Principal factor for the income decline was lower treasury gains.
“2008 was a challenging year as interest rates spiked in July 2008. We also locked in our gains early in 2007 because of expected volatility in 2008. The strategy gave us our 56-percent increase in net income in 2007,” Lorenzo V. Tan, RCBC president and chief executive officer, told The STAR.
Tan pointed out nonetheless that core earnings from lending and fee income activities continue to grow.
“We are pleased with the momentum in our corporate, SME and consumer businesses. Our distribution through branches, ATMs, and electronic channels has grown the past two years allowing us to serve a million new customers,” he added.
Interest income from loans grew by 13.6 percent on aggressive expansion of its loan portfolio in the various market segments.
Fees and commissions likewise increased by 37 percent, with the bank’s ongoing strategy to not only increase its number of customers but the volume in remittances, trust and other services that generate fee income.
This income contributor may not account for a huge portion of overall income but its continuous growth will defend grow versus the poor investment climate this year.
RCBC is a major player in the remittance business with a wide presence overseas through remittance subsidiaries and tie-ups in North America, Europe and Hong Kong. It is a member of the Yuchengco Group of Companies.

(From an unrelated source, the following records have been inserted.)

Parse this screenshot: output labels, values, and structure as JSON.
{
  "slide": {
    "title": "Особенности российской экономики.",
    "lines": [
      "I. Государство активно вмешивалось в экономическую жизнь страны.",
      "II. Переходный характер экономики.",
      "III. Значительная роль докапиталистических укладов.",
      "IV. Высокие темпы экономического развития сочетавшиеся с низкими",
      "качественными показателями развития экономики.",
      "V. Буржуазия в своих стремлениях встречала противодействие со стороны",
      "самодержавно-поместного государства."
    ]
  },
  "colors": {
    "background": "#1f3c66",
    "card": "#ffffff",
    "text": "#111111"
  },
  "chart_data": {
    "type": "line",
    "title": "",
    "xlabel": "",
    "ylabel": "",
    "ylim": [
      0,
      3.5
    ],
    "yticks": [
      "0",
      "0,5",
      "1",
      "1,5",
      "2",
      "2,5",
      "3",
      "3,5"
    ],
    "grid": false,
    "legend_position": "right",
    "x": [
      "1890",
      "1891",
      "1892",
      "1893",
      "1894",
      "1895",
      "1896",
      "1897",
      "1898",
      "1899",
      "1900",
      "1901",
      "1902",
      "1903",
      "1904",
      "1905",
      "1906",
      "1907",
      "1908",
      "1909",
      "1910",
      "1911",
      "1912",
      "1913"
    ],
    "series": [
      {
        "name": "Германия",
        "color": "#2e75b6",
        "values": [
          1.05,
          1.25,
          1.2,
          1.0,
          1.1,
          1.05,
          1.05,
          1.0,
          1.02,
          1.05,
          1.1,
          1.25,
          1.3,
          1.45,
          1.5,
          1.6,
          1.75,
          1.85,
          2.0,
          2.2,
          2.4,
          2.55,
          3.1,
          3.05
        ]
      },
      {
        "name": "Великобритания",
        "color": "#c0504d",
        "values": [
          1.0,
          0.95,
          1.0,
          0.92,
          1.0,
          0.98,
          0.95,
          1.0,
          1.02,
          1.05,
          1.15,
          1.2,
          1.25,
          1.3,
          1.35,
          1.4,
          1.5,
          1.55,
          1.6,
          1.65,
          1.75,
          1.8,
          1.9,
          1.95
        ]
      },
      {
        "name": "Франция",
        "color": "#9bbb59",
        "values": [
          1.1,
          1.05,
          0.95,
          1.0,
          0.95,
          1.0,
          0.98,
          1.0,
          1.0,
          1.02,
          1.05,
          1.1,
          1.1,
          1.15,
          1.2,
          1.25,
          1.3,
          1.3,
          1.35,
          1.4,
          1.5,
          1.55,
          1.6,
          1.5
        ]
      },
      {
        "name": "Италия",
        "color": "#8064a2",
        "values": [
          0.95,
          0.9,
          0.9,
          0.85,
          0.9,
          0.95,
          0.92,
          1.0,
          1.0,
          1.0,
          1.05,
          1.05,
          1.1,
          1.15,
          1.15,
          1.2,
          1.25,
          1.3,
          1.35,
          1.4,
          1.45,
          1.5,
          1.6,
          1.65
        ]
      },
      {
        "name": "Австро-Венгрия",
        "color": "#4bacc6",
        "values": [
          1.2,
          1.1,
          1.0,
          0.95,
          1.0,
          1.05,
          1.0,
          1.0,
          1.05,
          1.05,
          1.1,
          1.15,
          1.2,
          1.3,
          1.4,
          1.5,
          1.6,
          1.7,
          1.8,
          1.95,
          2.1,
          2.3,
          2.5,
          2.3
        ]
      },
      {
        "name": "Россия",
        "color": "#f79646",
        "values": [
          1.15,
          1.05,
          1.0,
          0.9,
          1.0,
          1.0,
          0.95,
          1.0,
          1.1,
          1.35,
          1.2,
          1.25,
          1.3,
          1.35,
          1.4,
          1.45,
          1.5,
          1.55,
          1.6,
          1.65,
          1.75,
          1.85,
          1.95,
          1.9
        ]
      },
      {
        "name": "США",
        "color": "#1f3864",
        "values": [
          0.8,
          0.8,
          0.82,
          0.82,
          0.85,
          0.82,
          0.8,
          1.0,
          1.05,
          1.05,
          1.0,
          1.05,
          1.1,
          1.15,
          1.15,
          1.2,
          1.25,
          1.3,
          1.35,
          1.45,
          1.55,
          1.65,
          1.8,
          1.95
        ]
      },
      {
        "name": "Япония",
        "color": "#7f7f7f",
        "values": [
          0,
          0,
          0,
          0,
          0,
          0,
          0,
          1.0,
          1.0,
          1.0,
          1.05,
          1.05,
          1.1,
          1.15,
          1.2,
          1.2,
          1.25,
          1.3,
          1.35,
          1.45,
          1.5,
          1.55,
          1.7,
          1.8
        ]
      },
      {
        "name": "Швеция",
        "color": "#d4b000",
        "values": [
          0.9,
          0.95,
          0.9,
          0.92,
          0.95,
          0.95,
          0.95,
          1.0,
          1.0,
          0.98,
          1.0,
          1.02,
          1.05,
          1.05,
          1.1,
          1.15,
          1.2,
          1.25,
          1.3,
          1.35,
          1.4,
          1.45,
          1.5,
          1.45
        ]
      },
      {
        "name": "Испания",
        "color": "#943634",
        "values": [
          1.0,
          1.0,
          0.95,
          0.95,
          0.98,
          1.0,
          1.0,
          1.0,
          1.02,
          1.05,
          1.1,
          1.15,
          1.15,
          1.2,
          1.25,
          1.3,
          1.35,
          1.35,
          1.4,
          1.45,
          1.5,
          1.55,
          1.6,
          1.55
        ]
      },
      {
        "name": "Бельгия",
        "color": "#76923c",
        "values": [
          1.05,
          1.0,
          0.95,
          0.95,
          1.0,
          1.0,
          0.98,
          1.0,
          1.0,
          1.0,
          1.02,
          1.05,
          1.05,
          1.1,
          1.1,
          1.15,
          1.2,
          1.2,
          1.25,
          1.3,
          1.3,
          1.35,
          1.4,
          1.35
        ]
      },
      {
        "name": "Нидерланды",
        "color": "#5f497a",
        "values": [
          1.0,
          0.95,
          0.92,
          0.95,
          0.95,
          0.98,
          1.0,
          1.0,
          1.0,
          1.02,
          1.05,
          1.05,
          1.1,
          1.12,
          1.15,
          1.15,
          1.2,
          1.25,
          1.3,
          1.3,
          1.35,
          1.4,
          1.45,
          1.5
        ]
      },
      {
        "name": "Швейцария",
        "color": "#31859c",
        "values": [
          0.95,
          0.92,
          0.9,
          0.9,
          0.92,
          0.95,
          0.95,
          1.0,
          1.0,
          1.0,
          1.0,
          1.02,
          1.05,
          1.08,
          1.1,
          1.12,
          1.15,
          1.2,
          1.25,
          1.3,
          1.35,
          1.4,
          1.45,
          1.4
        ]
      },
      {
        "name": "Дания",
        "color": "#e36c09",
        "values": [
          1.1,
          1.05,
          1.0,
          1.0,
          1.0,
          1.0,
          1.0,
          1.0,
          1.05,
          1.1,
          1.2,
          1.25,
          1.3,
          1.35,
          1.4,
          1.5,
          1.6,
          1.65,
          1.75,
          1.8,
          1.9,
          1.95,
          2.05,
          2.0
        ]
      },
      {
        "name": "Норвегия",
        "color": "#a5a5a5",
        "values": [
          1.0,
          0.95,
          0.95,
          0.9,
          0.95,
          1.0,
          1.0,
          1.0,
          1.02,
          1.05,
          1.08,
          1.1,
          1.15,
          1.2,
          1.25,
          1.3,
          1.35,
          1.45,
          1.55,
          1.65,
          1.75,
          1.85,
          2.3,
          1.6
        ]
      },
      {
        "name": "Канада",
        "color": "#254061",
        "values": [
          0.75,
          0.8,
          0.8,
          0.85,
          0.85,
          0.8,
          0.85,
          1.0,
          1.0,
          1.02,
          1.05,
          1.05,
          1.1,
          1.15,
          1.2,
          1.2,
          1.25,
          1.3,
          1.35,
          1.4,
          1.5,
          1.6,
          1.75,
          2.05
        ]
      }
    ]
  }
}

The bank’s number of customers surged to 1.8 million as of 2008.
“Our final figures reflect the effects of ongoing developments in the global economy. But we are keeping our eyes focused on achieving our long-term goals for RCBC,” Tan added.
Total consolidated resources grew by 12 percent to P268 billion last year, for a P29-billion increase from the P239 billion in 2007.
Deposits grew to P196.23 billion, or 11.5 percent better than P 175.92 billion realized in 2007.
Driven by higher loan volumes to corporates and small and medium enterprises (SMEs), total net loans and receivables increased by 40 percent, from P 117.19 billion in 2007 to P164.41 billion last year. Loans of RCBC Savings Bank, which are predominantly consumer loans, grew by 20.4 percent.
Non-performing loans (NPL) ratio declined from the 6.12 percent in 2007 to 2.54 percent in 2008.
Capital adequacy ratio (CAR), or the bank’s ability to absorb more risks, stood at 17.30 percent end 2008, well above the 10-percent minimum requirement of monetary regulators.
RCBC continued to expand its customer reach via traditional bricks and mortar as well as the electronic channels. Bank clients may now access their accounts and conduct basic banking services over the Internet through RCBC Access One.
At the start of 2009, the bank’s branch network stood at 324 or 23 more than its total network in 2007. This includes the continuing integration of the remaining nine Merchant bank branches into the RCBC network. Merchant’s Bank was acquired by RCBC last May 2008 in line with the general strategy of the company to focus its acquisitions of small and medium-sized banks.
Conversely, the automated teller machine (ATM) network grew to 380.